UniversityMcMaster University
CityHamilton, ON
Abstract

This thesis is an empirical exploration into a range of issues related to the economics of the utilization of physician services. Physicians play an important role in a health care system as physicians are a patient's primary point of contact with the health care system and physicians are predominantly responsible for directing how patients use other health care resources. In particular, physicians are at the center of Canada's universal public insurance system with first dollar coverage for medically necessary physician and hospital services. The thesis comprises three separate essays. The first essay has a methodological focus on statistically modeling and predicting the use of general practitioners (GPs) when use is measured as the number of GP visits. The essay compared a state-of-the-art parametric latent class negative binomial model to a nonparametric kernel conditional density estimator, and evaluated how well each was able to fit the observed data and predict physician use.
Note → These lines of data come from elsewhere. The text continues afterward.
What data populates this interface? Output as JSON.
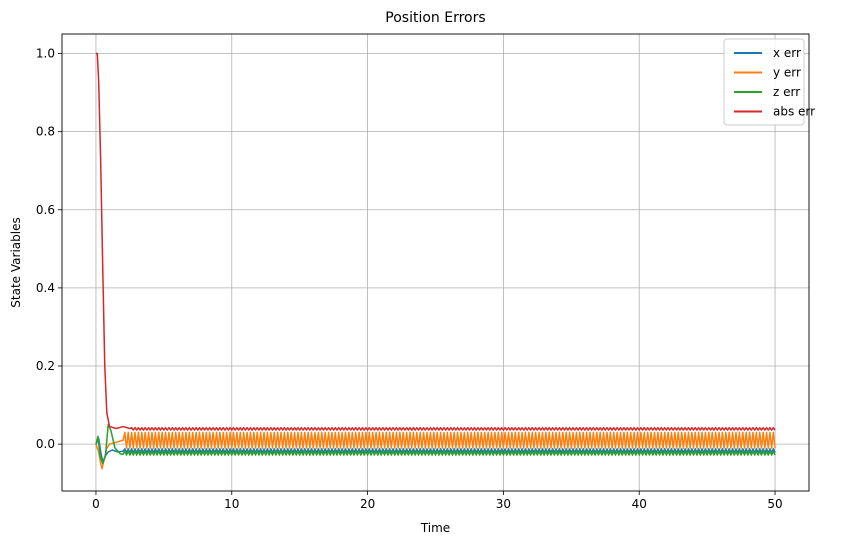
{
  "chart_data": {
    "type": "line",
    "title": "Position Errors",
    "xlabel": "Time",
    "ylabel": "State Variables",
    "xlim": [
      -2.5,
      52.5
    ],
    "ylim": [
      -0.12,
      1.05
    ],
    "xticks": [
      0,
      10,
      20,
      30,
      40,
      50
    ],
    "xtick_labels": [
      "0",
      "10",
      "20",
      "30",
      "40",
      "50"
    ],
    "yticks": [
      0.0,
      0.2,
      0.4,
      0.6,
      0.8,
      1.0
    ],
    "ytick_labels": [
      "0.0",
      "0.2",
      "0.4",
      "0.6",
      "0.8",
      "1.0"
    ],
    "grid": true,
    "legend_position": "top-right",
    "series": [
      {
        "name": "x err",
        "color": "#1f77b4",
        "transient": [
          [
            0,
            0.0
          ],
          [
            0.2,
            0.015
          ],
          [
            0.35,
            -0.02
          ],
          [
            0.5,
            -0.045
          ],
          [
            0.7,
            -0.03
          ],
          [
            0.9,
            -0.02
          ],
          [
            1.2,
            -0.015
          ],
          [
            1.6,
            -0.02
          ],
          [
            2.0,
            -0.018
          ]
        ],
        "steady": {
          "t_start": 2.0,
          "t_end": 50,
          "period": 0.25,
          "low": -0.022,
          "high": -0.012
        }
      },
      {
        "name": "y err",
        "color": "#ff7f0e",
        "transient": [
          [
            0,
            0.0
          ],
          [
            0.2,
            -0.02
          ],
          [
            0.35,
            -0.05
          ],
          [
            0.45,
            -0.063
          ],
          [
            0.6,
            -0.04
          ],
          [
            0.8,
            -0.01
          ],
          [
            1.0,
            0.0
          ],
          [
            1.5,
            0.005
          ],
          [
            2.0,
            0.01
          ]
        ],
        "steady": {
          "t_start": 2.0,
          "t_end": 50,
          "period": 0.25,
          "low": -0.01,
          "high": 0.03
        }
      },
      {
        "name": "z err",
        "color": "#2ca02c",
        "transient": [
          [
            0,
            0.0
          ],
          [
            0.15,
            0.02
          ],
          [
            0.3,
            -0.03
          ],
          [
            0.5,
            -0.05
          ],
          [
            0.7,
            -0.03
          ],
          [
            0.9,
            0.05
          ],
          [
            1.1,
            0.035
          ],
          [
            1.4,
            -0.01
          ],
          [
            1.8,
            -0.025
          ],
          [
            2.0,
            -0.026
          ]
        ],
        "steady": {
          "t_start": 2.0,
          "t_end": 50,
          "period": 0.25,
          "low": -0.028,
          "high": -0.018
        }
      },
      {
        "name": "abs err",
        "color": "#d62728",
        "transient": [
          [
            0,
            1.0
          ],
          [
            0.1,
            1.0
          ],
          [
            0.2,
            0.93
          ],
          [
            0.35,
            0.72
          ],
          [
            0.5,
            0.45
          ],
          [
            0.65,
            0.2
          ],
          [
            0.8,
            0.08
          ],
          [
            1.0,
            0.045
          ],
          [
            1.5,
            0.04
          ],
          [
            2.0,
            0.045
          ],
          [
            2.5,
            0.04
          ]
        ],
        "steady": {
          "t_start": 2.5,
          "t_end": 50,
          "period": 0.25,
          "low": 0.036,
          "high": 0.042
        }
      }
    ]
  }
}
The second and third essays look at more substantive policy questions. The second essay investigates how the supply of GPs and specialists affects the mix of physician services received by individuals. A persistent concern in many health care systems is how variations in the supply of physicians will impact the use of physician services. The results suggest concerns about concerns of patient access and receipt of care in the presence of a shortage of specialists may be mitigated, all else equal, if patients are able to substitute GP services for specialist services. The third essay examines income-related inequity in the use of physician services by asthmatics and diabetics, relative to the general population, and the contributions of different factors to income-related inequality using the concentration index approach.